Imagínese en la sala de un museo. Imagine también que frente a la evidencia de nuestras luchas emancipadoras del siglo XIX, la persona que le sirve de guía resuma la historia de Cuba en estos términos: “Primero colonia de España; luego americanos aquí; ahora, Revolución”. Tremendísimo poder de síntesis, ¿verdad? Pero eso no es todo. Imagine palabras en un pésimo francés, colocadas a capricho, dichas a pasmados turistas que, para colmo, escuchan respecto a un ejemplar de Versos sencillos autografiado por su autor que Martí es, también, el creador de la Guantanamera. No lo invento, juro solemnemente que lo presencié, junto a mi primita, cierto día en cierto museo de La Habana.
La anécdota es muy gráfica: muestra la facilidad de un discurso que casi en los mismos términos escuché a otra guía, eterno ritornelo que simplifica hasta el extremo asuntos tan serios como los asociados a los objetos allí reunidos. Es señal también de esas poses grotescas que algunos asumen cuando tratan con el público venido de allende los mares.
Es cierto que lidiar con tales visitantes debe ser muy difícil. Supongo que hay varias maneras de ser turista. Debo confesar que mi conocimiento sobre el asunto es muy limitado y nada empírico. Lo que sé de ellos, o sea, casi nada, lo he aprendido viéndolos andar, medio desasidos de todo —cualquiera diría que hasta de ellos mismos— por nuestras calles. Y también para ellos debe ser muy complicado lidiar con los eternos “amici”, con ofertas de todo tipo y con sonrisas falsas y mezquinas.
Para algunos cubanos, un turista —y por extensión un extranjero, el otro por excelencia— es el tipo con dinero para despilfarrar y, sobre todo, pagar comidas y tragos. Otros les ven cara de bobos y quieren estafarlos, y los hay, con colonizado espíritu, seguros de que nada de lo nuestro vale y que lo bueno es solo lo ajeno.
Otra anécdota: un bicitaxero —o bicitaxista, ¿cómo se dirá bien?— casi frente al Castillo de la Fuerza, le contaba a una turista su versión de la historia de Isabel de Bobadilla. Sí, esa dama fue, según el improvisado cronista, y no de Indias, una de las primeras extranjeras que se fijó en un criollo… Hasta la Giraldilla debe haberse estremecido.
Basta que una cubana sea un poco blanquita y use una pamela —es mi caso— para que le pregunten el pesado “Where are you from?”. “From Camagüey”, le respondí a uno. Por su cara de idiota no pude menos que echarme a reír y decirle: “Qué fiasco, ¿verdad?”. De más está confesarles que, como por arte de magia, perdió su interés en mí.

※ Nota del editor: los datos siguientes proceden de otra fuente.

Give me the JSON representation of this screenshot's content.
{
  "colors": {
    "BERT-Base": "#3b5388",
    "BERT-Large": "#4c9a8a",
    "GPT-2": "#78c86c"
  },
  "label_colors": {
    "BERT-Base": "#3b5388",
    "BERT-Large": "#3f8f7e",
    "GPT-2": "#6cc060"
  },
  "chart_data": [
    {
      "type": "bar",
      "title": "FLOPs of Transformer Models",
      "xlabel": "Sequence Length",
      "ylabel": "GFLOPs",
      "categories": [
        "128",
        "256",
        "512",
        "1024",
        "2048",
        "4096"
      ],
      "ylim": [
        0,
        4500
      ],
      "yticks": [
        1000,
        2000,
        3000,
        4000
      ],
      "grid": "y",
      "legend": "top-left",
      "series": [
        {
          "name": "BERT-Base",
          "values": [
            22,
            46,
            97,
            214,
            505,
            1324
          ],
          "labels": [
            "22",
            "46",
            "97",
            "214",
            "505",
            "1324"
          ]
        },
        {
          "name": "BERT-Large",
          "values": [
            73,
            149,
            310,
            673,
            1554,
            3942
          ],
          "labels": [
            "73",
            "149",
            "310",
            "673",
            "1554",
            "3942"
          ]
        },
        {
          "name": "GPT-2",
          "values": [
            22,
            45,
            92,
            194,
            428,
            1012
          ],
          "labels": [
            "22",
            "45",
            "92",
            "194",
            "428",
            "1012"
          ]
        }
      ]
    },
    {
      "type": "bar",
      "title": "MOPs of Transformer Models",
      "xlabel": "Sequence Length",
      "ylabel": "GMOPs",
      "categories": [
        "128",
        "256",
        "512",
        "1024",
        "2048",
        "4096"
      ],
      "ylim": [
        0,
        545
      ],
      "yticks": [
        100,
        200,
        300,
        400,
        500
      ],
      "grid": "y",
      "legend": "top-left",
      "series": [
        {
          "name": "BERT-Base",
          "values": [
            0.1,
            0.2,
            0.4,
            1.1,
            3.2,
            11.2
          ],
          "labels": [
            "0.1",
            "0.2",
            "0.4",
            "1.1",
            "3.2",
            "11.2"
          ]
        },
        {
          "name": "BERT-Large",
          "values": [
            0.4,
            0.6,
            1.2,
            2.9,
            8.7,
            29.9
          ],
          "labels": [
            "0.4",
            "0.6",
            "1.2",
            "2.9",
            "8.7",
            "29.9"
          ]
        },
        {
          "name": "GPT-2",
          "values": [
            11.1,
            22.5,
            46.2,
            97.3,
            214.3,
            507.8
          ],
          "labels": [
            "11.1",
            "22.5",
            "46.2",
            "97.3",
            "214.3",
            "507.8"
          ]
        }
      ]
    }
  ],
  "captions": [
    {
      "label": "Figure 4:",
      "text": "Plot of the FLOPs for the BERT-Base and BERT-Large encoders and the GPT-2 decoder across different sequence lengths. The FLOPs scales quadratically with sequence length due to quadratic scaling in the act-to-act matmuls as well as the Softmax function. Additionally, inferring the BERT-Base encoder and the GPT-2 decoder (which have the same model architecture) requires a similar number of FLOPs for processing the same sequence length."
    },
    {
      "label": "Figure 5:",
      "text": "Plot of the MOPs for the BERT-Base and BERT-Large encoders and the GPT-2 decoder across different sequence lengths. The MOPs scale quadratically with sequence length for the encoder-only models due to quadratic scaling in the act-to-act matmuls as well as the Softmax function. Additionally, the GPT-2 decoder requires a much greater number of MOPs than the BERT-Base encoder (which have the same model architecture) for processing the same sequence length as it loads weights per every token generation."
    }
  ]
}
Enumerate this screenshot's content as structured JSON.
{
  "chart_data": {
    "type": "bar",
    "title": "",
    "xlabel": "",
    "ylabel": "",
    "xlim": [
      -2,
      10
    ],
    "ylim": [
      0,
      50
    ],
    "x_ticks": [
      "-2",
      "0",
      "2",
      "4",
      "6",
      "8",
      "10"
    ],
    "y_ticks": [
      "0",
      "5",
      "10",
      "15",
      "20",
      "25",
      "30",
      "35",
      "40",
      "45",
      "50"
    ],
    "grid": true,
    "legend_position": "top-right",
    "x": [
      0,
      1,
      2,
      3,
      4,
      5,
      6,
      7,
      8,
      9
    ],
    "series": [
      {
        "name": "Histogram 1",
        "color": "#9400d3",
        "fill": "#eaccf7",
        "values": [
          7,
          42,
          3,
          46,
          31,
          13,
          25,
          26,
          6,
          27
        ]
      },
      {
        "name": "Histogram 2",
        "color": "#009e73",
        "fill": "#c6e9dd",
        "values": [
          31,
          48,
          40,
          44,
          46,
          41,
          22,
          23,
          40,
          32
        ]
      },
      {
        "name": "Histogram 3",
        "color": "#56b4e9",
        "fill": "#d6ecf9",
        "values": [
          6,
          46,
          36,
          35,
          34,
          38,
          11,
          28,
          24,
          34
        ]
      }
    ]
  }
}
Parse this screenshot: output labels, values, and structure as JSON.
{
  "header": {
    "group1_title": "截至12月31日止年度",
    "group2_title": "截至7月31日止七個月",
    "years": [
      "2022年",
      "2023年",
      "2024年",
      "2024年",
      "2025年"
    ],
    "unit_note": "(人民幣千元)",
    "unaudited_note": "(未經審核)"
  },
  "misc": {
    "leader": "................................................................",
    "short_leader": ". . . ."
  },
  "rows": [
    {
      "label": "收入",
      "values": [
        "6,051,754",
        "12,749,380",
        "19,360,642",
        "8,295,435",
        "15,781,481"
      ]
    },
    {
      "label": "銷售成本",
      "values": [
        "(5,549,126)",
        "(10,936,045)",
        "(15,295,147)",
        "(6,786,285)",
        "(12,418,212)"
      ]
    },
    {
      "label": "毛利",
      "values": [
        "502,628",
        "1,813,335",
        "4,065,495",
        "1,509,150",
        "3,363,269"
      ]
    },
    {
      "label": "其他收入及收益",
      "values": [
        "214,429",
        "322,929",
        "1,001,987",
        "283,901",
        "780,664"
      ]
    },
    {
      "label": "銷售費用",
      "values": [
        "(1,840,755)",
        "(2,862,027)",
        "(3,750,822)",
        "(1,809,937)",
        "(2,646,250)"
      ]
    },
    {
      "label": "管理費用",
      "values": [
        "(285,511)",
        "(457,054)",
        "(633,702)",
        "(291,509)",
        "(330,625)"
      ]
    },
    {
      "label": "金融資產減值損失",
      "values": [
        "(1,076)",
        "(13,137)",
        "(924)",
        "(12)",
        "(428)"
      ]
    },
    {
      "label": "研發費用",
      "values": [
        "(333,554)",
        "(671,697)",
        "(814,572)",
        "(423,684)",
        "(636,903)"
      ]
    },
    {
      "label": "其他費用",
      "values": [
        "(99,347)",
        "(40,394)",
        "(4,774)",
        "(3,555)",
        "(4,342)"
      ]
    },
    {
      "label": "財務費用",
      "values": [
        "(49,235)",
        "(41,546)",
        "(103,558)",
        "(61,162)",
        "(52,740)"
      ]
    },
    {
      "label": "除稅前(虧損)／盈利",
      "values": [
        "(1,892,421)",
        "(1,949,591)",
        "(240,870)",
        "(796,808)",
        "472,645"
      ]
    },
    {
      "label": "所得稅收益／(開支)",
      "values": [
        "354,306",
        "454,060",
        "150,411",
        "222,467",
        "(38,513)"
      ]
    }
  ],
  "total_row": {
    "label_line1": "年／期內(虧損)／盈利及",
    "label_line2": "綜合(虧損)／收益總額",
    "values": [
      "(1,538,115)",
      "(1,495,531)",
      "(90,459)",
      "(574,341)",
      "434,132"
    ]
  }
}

También están los que confunden cortesía con sumisión: en algunas instituciones públicas se modifican los horarios porque, imagínense, “hay que esperar por ellos”. Tal fue la respuesta tras la larga espera por un concierto que nunca comenzó en tiempo. Son esos sietemesinos de que hablaba Martí, pues semejantes actitudes son cara y envés de una misma moneda. Y serán más frecuentes y visibles en la medida en que aumente la afluencia de visitantes.
Tendremos que soportar, como le pasó a otro primo mío —y esto sí fue en Camagüey— que un gringo le preguntara si tenemos Himno Nacional. Pero si a ese desconocimiento flagrante e irrespetuoso oponemos actitudes tan poco profesionales como la mostrada por la guía del museo habanero, créanme que haremos de Cuba una caricatura. Y no pretendo que en trance semejante deba impartirse una conferencia magistral, o adoptar actitudes chovinistas. Nada de eso. Basta con una pizca de sentido común, sensibilidad y ética profesional para encontrar el tono justo que haga de la acumulación de objetos —hablo del museo— una expresión de la vida misma de la que formaron parte. Por eso vamos a esos sitios, no a prender cirios o varitas de incienso. Vamos para sentir la aureola de cuanto nos antecede, de cuanto somos.
Convendría no anteponer poses ni disimulos frente a los ojos ajenos que, escrutadores, nos miran. Tampoco frente a esos para quienes somos el telón de fondo, entregados como están al sol y a las playas. Pero a todos debemos tratarlos con respeto, al tiempo que debemos exigírselo también a ellos; sin olvidar que al respetarlos nos respetamos a nosotros mismos.